Upon retiring from office, the Treasurer shall turn over to his or her successor all books, papers, vouchers, and funds belonging to the Association pertaining to the office.
Secretary: The Secretary shall keep records of all meetings of the Association and the Board, have custody of the documents of the Association, conduct the correspondence of the Association, record any amendments of the Bylaws of the Association, submit the Annual Report as required by the Commonwealth, and perform such other duties as may be directed by the Board. The Secretary shall make a written and verbal report at the Annual Meeting. The Secretary will provide copies of the Bylaws to members, upon request.
Executive Committee: The Executive Committee shall be responsible for the general management of the affairs of the Association and act on behalf of the Board between meetings of the full Board. Meetings of the Executive Committee shall be held at a time and place and in a manner selected by the President. A quorum, for the purpose of conducting business, shall consist of three members. The Executive Committee shall have the power to make purchases and enter into contracts for the ordinary expenses of the Association, but it shall have no power to commit the Association to a liability for any extraordinary debt or expense without the approval of the Board. The Secretary shall report any actions of the Executive Committee to the full Board at its next meeting.

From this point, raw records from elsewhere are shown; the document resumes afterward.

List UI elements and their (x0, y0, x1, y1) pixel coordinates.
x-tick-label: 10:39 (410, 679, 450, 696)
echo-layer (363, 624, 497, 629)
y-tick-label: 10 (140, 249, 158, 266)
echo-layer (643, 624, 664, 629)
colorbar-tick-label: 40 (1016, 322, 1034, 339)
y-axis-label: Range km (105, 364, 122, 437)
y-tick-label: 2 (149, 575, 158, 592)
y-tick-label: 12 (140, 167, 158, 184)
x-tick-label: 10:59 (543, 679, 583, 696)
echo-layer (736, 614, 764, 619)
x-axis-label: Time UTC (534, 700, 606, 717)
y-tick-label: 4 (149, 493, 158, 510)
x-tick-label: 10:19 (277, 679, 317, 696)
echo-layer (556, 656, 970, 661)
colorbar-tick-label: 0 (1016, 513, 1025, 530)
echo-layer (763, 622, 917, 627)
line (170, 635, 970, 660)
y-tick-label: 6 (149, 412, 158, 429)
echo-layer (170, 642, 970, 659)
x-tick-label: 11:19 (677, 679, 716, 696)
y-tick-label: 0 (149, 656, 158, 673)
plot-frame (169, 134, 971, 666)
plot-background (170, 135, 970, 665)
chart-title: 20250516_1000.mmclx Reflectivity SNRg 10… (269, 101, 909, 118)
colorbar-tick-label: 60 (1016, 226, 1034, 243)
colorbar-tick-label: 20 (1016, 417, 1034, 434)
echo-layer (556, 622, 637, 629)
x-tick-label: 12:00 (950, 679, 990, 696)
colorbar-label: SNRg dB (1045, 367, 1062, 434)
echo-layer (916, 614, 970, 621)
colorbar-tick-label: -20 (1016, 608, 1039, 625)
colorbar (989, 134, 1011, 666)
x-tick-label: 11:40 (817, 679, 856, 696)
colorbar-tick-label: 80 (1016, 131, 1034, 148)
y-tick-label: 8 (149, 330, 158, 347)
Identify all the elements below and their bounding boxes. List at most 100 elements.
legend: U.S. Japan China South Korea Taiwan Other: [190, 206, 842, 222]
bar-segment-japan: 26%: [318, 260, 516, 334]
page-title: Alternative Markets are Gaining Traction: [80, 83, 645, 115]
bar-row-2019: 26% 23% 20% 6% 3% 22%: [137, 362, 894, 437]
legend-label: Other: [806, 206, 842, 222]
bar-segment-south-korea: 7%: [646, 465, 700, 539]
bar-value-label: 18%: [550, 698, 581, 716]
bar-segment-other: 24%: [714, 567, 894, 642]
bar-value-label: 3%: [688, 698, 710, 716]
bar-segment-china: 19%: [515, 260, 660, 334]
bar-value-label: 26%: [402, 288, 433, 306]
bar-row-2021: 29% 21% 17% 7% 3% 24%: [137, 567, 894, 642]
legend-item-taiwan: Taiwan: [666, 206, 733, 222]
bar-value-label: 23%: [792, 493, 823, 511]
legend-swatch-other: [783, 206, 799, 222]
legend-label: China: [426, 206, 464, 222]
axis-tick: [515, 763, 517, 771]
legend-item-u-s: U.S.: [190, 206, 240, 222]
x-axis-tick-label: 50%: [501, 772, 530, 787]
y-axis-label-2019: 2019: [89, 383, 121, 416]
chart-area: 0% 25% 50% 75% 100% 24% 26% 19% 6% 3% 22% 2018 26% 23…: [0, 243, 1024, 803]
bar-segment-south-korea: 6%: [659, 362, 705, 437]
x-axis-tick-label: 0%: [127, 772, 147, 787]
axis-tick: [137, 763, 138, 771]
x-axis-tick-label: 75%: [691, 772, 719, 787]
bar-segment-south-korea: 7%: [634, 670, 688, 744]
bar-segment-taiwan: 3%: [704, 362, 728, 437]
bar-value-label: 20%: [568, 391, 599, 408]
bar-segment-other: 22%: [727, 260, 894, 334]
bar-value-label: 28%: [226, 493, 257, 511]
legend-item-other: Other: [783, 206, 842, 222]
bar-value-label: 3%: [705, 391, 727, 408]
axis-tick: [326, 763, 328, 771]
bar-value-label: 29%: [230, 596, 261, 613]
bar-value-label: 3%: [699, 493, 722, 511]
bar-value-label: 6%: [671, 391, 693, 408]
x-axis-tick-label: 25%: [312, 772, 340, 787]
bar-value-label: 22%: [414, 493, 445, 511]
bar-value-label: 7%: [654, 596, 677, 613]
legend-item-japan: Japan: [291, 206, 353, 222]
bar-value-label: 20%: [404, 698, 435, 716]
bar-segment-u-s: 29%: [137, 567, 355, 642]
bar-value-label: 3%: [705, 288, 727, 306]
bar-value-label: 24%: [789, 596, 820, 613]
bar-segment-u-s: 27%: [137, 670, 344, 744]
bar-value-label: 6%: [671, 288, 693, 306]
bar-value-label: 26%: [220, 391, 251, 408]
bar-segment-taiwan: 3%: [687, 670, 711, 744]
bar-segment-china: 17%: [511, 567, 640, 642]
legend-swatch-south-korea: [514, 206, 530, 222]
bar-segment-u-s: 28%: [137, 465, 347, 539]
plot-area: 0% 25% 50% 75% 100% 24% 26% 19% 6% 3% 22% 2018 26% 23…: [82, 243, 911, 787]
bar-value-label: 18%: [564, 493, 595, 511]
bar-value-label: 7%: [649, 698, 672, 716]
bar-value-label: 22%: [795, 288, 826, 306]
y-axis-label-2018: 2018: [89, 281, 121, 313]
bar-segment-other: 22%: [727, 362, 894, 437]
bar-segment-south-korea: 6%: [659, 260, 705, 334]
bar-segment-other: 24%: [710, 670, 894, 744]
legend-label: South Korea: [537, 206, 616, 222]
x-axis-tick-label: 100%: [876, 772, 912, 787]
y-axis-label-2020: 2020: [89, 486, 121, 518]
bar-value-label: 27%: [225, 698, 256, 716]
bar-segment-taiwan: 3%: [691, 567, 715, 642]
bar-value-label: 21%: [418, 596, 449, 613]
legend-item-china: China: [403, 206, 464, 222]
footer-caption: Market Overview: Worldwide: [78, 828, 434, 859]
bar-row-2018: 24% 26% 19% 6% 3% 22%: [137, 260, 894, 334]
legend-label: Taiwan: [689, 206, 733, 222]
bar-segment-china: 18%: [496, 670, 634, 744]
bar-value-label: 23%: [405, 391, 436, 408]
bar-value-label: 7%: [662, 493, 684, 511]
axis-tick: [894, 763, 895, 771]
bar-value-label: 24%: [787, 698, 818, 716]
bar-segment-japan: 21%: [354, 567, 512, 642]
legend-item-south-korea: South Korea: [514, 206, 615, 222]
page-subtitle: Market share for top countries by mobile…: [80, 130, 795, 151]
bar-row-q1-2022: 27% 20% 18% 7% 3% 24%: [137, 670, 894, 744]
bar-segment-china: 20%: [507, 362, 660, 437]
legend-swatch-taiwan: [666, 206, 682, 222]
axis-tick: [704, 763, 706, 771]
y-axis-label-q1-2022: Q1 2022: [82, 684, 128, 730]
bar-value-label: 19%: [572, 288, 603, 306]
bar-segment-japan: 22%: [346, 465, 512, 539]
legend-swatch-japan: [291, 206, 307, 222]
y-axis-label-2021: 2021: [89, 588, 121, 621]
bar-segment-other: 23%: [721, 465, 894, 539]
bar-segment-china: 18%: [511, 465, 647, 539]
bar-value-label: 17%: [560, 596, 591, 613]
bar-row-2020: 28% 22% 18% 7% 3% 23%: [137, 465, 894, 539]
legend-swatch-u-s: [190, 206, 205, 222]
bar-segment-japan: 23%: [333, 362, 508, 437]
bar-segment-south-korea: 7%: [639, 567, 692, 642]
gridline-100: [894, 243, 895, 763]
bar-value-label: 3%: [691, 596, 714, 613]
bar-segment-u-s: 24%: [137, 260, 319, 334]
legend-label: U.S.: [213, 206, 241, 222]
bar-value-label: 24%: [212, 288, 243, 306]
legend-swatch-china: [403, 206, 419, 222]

Other Committees: The President shall have the power to appoint one or more committees as the Board shall direct.
Bond: Any officer or employee, if required by the Board, shall be bonded in such sum and with such security as the Board may require for the faithful performance of his or her duties.
Article VIII – Construction:
If there is any conflict between the provisions of the Articles of Organization and these Bylaws, the provisions of the Articles of Organization shall govern.
Article IX – Amendments:
Proposed changes to the Bylaws shall be made by a request in writing to the Secretary from any two members of the Board or by a petition from 10% of the eligible votes. Approval for such changes may be by a two-thirds vote of the Board or by a two-thirds vote of eligible votes present at the Annual Meeting.